Surprisingly enough, The Hubbs gave me the go ahead to make soup in what I presume would be any form I choose, which is really nice. So with that blessing, I made soup in my rather pitiful state this afternoon as I waited for my parents to come by for lunch with my antibiotics prescription in hand.

I am very, very pleased, needless to say, with how it all turned out. With only thirty minutes of prep, a few hours of simmering, we had a really nice dindin tonight… paired with popcorn twists. I’m still a little fuzzy as to how the popcorn twists came into play, but then I was on the phone at the time talking with Miss R, breaking the sad news about my cold to her and our having to miss out on the Ukrainian Christmas dinner invitation she & J extended to us for Saturday night, when it happened.
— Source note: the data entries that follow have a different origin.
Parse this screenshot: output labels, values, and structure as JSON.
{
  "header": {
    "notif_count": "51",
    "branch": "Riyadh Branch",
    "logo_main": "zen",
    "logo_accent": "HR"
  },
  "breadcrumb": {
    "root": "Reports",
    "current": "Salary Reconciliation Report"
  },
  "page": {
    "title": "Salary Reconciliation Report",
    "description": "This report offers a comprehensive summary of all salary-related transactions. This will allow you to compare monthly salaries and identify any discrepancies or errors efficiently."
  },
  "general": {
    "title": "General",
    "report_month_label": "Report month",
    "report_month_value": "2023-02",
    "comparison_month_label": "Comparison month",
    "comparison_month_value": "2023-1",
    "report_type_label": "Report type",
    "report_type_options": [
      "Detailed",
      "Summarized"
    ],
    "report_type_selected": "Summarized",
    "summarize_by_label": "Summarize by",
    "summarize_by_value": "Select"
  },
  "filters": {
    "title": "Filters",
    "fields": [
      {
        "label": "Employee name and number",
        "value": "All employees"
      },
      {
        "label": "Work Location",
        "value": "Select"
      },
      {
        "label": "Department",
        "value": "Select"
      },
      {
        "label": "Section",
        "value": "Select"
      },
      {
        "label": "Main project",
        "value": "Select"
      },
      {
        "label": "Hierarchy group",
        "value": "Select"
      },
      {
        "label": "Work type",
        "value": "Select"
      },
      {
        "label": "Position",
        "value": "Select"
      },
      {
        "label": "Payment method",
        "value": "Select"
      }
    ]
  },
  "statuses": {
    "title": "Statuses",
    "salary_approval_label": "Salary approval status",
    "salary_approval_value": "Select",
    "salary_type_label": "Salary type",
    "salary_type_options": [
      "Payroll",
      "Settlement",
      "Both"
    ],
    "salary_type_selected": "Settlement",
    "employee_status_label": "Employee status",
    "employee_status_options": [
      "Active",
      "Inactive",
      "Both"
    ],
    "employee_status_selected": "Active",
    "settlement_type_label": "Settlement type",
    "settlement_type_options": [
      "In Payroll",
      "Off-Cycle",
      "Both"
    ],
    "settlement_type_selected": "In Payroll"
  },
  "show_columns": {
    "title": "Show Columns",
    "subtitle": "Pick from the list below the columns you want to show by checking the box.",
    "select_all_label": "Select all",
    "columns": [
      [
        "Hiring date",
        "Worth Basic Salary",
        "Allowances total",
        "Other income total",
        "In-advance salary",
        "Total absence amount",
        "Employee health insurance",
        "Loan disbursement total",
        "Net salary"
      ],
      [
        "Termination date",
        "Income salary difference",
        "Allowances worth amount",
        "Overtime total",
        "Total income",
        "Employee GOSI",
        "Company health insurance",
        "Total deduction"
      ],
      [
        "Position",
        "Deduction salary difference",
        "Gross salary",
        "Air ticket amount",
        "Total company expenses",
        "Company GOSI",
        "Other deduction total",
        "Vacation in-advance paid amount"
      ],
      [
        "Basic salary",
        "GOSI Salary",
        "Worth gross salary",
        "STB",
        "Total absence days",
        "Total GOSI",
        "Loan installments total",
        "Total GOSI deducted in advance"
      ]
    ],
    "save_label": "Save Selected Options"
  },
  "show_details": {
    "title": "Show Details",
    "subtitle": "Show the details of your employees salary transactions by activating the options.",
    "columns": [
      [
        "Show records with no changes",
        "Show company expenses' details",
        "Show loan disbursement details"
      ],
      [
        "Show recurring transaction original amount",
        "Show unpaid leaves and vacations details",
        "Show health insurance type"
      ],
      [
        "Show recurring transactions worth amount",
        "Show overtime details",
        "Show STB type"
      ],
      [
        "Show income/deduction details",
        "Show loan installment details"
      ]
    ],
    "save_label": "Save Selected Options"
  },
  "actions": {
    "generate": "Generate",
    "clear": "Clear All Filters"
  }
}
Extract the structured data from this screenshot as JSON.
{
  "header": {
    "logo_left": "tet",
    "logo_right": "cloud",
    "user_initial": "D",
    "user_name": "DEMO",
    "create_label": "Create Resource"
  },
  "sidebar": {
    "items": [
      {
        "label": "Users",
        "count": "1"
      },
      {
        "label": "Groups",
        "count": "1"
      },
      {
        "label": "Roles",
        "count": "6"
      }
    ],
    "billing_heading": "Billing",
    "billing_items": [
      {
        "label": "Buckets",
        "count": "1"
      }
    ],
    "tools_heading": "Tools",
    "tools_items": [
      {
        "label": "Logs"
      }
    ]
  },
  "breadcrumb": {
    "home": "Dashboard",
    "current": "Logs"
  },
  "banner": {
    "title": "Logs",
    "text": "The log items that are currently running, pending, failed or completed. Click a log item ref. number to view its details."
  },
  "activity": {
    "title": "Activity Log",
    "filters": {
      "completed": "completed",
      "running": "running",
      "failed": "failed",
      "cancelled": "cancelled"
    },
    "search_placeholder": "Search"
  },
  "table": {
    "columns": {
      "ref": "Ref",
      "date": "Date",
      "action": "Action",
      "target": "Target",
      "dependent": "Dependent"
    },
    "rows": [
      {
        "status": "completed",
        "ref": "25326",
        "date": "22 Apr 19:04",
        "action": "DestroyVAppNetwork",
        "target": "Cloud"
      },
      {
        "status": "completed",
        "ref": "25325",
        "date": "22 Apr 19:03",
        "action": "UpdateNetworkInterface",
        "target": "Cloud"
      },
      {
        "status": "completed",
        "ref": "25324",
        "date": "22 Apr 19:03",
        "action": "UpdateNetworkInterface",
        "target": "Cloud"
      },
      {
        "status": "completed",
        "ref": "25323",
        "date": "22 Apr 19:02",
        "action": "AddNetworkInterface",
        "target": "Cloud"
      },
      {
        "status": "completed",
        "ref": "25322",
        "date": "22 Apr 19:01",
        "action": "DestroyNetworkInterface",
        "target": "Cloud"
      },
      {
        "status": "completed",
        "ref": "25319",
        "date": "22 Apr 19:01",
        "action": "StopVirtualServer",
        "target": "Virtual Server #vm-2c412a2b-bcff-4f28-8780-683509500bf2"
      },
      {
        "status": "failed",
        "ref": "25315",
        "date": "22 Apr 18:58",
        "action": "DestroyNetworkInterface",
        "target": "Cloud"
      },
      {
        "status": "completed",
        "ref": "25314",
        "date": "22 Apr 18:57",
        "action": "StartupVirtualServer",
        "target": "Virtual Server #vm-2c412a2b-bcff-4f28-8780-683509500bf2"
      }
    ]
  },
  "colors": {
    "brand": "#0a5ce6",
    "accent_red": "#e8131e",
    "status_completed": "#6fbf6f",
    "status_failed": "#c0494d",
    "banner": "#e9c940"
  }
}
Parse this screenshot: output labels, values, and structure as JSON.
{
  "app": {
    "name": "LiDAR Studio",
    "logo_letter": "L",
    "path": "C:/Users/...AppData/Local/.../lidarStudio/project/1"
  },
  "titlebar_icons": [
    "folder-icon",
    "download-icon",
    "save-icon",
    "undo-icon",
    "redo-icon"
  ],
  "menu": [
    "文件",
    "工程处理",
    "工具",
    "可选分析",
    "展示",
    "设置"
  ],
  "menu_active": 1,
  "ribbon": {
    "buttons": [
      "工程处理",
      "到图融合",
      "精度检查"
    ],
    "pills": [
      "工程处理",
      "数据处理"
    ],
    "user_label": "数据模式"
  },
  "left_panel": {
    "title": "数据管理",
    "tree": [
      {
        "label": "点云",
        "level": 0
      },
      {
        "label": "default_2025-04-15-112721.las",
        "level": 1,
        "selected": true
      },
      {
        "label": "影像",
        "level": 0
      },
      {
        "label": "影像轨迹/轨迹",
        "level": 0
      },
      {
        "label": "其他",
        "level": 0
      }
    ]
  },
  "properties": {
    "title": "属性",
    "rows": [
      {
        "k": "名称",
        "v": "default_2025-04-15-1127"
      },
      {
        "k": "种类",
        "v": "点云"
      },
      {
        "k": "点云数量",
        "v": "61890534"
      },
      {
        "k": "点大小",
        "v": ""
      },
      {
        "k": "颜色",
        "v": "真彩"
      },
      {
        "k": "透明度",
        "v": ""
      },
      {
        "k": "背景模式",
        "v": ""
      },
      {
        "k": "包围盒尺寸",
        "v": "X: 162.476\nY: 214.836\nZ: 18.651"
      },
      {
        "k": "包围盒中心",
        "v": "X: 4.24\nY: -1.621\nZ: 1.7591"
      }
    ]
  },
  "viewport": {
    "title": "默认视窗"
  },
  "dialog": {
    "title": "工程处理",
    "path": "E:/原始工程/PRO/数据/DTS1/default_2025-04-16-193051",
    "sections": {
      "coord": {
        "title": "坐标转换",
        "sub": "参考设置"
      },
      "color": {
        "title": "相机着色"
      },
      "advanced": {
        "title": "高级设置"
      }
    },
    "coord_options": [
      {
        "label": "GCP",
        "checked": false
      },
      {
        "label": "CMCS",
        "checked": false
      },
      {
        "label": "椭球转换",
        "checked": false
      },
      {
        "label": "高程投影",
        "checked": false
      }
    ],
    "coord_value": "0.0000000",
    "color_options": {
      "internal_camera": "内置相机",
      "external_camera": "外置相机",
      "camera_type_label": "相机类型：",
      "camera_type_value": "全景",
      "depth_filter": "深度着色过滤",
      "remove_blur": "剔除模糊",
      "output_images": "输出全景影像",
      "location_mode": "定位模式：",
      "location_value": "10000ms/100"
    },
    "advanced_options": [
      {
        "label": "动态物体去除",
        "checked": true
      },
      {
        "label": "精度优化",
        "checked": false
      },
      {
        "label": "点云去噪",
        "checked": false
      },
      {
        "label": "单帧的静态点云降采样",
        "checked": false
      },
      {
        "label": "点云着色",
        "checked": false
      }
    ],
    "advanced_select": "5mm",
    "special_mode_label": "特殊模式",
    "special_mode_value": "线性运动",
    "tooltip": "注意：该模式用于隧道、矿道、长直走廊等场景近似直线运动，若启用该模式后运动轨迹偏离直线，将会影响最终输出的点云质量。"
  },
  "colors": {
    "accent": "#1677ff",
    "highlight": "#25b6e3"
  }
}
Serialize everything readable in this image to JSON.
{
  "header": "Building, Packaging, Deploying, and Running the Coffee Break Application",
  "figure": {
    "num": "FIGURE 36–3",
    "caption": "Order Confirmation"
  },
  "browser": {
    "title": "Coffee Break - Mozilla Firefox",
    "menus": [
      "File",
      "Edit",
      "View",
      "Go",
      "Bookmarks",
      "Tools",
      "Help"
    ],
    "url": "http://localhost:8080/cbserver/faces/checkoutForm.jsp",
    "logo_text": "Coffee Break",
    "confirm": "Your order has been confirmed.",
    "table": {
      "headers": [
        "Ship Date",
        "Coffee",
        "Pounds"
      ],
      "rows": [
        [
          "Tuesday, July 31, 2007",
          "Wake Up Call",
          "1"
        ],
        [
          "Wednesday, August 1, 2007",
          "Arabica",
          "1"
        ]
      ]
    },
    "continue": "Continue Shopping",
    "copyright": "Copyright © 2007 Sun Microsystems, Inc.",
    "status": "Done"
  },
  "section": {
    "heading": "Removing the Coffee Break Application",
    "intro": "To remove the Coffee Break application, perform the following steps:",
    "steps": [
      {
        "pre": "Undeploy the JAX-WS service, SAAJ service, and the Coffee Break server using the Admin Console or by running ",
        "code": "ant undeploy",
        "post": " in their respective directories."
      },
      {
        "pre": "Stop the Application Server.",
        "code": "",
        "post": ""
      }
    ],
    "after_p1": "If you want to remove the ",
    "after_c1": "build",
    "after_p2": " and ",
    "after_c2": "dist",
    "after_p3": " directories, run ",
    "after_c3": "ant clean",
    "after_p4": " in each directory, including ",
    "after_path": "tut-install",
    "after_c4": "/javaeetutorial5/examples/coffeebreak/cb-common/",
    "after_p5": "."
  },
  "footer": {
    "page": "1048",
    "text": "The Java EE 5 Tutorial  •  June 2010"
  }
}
After I finished off my bowl, The Hubbs said that he wanted something light to go with the soup instead of a slice of the leftover asiago ciabatta Mom & Dad brought over for lunch earlier. I’m still not entirely sure how it ended up being popcorn twists, but somehow it worked… and I’m still sad about missing out on Ukrainian Christmas. *pout* On the brighter side, Miss R said that she & J will bring over leftovers for us since there will be a lot anyways, which was super sweet.

So yes, veggie soup: Awesome.

One question I still have that I still haven’t figured out: How do you make a SMALL batch of soup? How do people do it? Cuz to me, once you’ve broken down all the aromatics — onion, celery, garlic and carrots, you’ve already filled a good quarter to one-third of the pot’s real estate. Then if you add other stuff like say, a bunch of chopped kale, a bottle of homemade green tomato sauce from the summer’s preserving, some leftover birthday turducken (minus the gross squidgy stuffing), a can of rinsed white beans and topped it all up with water so it can simmer away like a proper soup, you have yourself 5 quarts of soup in the end! I don’t understand how small pots of soup occur. Help? o_O;

Veggie Soup

1 onion, chopped
2 stalks celery, chopped
2 carrots, peeled & chopped
garlic, lots, chunked
1 bunch kale, de-stemmed, roughly chopped
500ml tomato sauce
leftover turducken, stuffing removed, chopped
1 can white beans, drained & rinsed
4-5 anchovies
scoop rendered bacon fat
olive oil
salt & pepper, to taste
popcorn twists, optional

In a large pot, warm olive oil over medium heat along with the onions, garlic, carrot and celery.
Cook until sufficiently aromatic and soft, seasoning with salt & pepper to taste.
Add in the kale, tomato sauce and cook until kale is wiltied, adding in enough water to sufficiently cover everything generously.
Add in the beans, anchovies and rendered bacon fat and bring soup up to a boil, stirring constantly.
Turn down heat to a simmer, season with more salt & pepper if needed and let everything blip away, covered, for a few hours.
Decant soup into bowls and serve with popcorn twists, if you so choose… preferably dipped, as opposed to on the side, according to The Hubbs.